Rechtsextremismus-Expertin Andrea Röpke hat ein neues Buch geschrieben: „Gefährlich verankert – Rechtsextreme Graswurzelarbeit, Strategien und neue Netzwerke in Mecklenburg-Vorpommern“. Die rechtsextreme Szene verfügt über breite Netzwerke im Bundesland, die weit über die NPD hinausgehen. Sie reichen von der Rockerszene, über Hooligans und das Rotlichtmilieu bis hin zu den Siedlungsbewegungen, wie der rechtsextremen Artgemeinschaft oder der antisemitischen Ludendorff-Bewegung.
Von Janna Petersen, Lola für für Demokratie in Mecklenburg-Vorpommern
„Neonazis zu erkennen wird schwieriger. Organisierte Menschen mit rassistischen Weltbild tarnen sich durch Normalität innerhalb einer Gesellschaft voller Alltagsressentiments.“, so Röpke. Auch beobachtet Röpke ein Erstarken der rechtextremen Frauen in Mecklenburg-Vorpommern. Familienministerin Schwesig wies bei der Pressekonferenz zur Buchveröffentlichung auf die Bedrohungssituationen vor Ort hin: Sie habe „selbst erlebt, was es bedeutet, wenn Rechtsextreme ganze Dörfer tyrannisieren und im Landtag gegen Flüchtlinge hetzen.“ Gerade darum dürfe man keinen Fußbreit vor den Rechtsextremen zurückweichen.

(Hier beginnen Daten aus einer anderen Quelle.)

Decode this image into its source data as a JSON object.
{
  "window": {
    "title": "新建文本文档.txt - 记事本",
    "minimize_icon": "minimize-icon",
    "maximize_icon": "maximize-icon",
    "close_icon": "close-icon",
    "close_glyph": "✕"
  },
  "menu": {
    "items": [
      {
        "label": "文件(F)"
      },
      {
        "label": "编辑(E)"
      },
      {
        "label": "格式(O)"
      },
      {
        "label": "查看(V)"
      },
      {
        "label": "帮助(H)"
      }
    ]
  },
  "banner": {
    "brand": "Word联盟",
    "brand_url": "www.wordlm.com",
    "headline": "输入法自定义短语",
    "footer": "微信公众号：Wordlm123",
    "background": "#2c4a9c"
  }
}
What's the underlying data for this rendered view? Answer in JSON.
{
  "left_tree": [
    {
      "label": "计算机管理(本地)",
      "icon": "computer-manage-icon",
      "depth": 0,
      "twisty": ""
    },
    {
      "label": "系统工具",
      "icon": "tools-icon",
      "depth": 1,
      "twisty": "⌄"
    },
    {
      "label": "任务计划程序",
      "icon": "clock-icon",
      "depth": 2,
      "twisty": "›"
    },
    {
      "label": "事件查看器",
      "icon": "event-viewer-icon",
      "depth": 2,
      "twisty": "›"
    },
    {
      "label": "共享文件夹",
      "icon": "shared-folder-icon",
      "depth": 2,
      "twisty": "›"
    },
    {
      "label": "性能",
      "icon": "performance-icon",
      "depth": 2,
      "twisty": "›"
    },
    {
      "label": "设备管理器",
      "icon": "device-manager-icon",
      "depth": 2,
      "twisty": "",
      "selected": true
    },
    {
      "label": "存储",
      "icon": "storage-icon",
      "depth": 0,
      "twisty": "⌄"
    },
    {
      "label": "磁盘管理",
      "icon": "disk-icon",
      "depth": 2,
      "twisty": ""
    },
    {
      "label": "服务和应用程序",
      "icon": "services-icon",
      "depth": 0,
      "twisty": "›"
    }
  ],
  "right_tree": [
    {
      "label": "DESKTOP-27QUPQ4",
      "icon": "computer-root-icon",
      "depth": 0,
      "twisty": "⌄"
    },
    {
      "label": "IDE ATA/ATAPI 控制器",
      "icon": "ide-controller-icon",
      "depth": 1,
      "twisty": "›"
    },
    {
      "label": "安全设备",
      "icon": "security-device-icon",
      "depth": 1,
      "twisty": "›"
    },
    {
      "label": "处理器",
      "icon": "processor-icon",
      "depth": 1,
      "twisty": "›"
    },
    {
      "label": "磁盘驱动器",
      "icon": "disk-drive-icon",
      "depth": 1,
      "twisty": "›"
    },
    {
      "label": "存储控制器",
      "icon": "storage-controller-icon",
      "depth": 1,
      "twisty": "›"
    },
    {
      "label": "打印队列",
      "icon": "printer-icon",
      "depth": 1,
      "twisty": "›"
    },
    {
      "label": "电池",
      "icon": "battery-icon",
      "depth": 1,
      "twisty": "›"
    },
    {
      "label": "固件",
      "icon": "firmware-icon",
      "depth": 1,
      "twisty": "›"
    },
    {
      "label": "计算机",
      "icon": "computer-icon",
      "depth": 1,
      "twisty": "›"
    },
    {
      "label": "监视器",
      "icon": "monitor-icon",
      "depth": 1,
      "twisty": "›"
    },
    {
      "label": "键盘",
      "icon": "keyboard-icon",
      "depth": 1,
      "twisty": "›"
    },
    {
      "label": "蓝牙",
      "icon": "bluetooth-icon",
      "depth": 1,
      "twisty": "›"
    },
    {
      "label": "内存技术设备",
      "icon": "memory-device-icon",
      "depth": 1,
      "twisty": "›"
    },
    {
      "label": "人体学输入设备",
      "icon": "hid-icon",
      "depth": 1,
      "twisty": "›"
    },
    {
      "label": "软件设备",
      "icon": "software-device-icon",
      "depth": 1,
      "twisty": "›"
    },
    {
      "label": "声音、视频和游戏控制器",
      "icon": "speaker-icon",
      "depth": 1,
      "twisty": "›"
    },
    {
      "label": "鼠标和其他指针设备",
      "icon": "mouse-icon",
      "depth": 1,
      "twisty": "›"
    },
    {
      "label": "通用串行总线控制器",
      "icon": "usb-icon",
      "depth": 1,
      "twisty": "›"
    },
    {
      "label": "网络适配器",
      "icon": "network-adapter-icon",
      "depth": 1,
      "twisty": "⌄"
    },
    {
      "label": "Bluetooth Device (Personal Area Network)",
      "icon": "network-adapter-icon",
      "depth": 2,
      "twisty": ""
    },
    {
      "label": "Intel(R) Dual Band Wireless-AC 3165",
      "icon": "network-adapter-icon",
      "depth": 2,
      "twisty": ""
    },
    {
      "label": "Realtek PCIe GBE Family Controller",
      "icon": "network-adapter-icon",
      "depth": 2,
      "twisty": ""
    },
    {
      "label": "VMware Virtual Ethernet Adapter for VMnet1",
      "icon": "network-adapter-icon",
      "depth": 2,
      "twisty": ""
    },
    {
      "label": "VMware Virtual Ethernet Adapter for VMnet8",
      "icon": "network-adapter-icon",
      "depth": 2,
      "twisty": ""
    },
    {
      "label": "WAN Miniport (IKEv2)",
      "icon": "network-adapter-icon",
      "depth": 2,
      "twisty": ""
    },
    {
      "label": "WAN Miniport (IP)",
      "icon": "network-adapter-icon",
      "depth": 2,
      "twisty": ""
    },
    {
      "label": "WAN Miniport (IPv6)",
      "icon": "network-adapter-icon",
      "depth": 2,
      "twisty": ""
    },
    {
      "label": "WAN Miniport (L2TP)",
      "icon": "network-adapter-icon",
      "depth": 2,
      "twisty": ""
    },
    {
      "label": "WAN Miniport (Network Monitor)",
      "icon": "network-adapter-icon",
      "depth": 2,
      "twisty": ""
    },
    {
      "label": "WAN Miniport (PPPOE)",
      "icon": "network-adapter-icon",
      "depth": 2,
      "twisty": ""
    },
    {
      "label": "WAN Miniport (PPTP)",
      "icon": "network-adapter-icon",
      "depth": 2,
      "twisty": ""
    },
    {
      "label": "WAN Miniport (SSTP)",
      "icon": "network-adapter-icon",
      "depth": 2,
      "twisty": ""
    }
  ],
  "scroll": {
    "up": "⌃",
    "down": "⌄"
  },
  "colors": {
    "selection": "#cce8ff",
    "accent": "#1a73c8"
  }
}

Rechte Parallelwelten in strukturschwachen Regionen
Durch die frühe Ansiedlung ist es laut Röpke möglich gewesen, dass „weiße Flecken“ wie etwa Nordwest-Mecklenburg stark durch Rechtsextreme angegangen wurden. Dort, aber auch an anderen Orten, haben sich inzwischen rechte „Parallelwelten“ mit eigenen Wirtschaftsnetzwerken gebildet – diese reichen aber auch weit in die Alltagswelt vor Ort hinein. So sind solidarische Landwirtschaftsgemeinschaften konfrontiert mit zugezogenen Ökolandwirt_innen, die der antisemitischen „Ludendorff“-Bewegung angehören. Auch der Tourismusverband Güstrow hat seit Jahren kein Problem damit, in dem Flyer der dortigen „Kunst-Offen“ Tage auch die rechtsextremen Siedler_innen der Region mit zu bewerben, die dort als Handwerker_innen oder Künstler_innen versuchen, gesellschaftlich Anschluss zu finden.
Mecklenburg-Vorpommern unterscheidet sich zu anderen Bundesländern in der Präsenz der rechtextremen Szene. Ein Beispiel dafür ist das Thinghaus in Grevesmühlen– als feste Instanz und wichtiger Ort für die Vernetzung der rechtsextremen Szene thront es seit mehreren Jahren inmitten eines Industriegebietes. Ganz selbstverständlich gehen Familien und Jugendliche aus dem Ort dort zu den wöchentlichen Kneipenabenden.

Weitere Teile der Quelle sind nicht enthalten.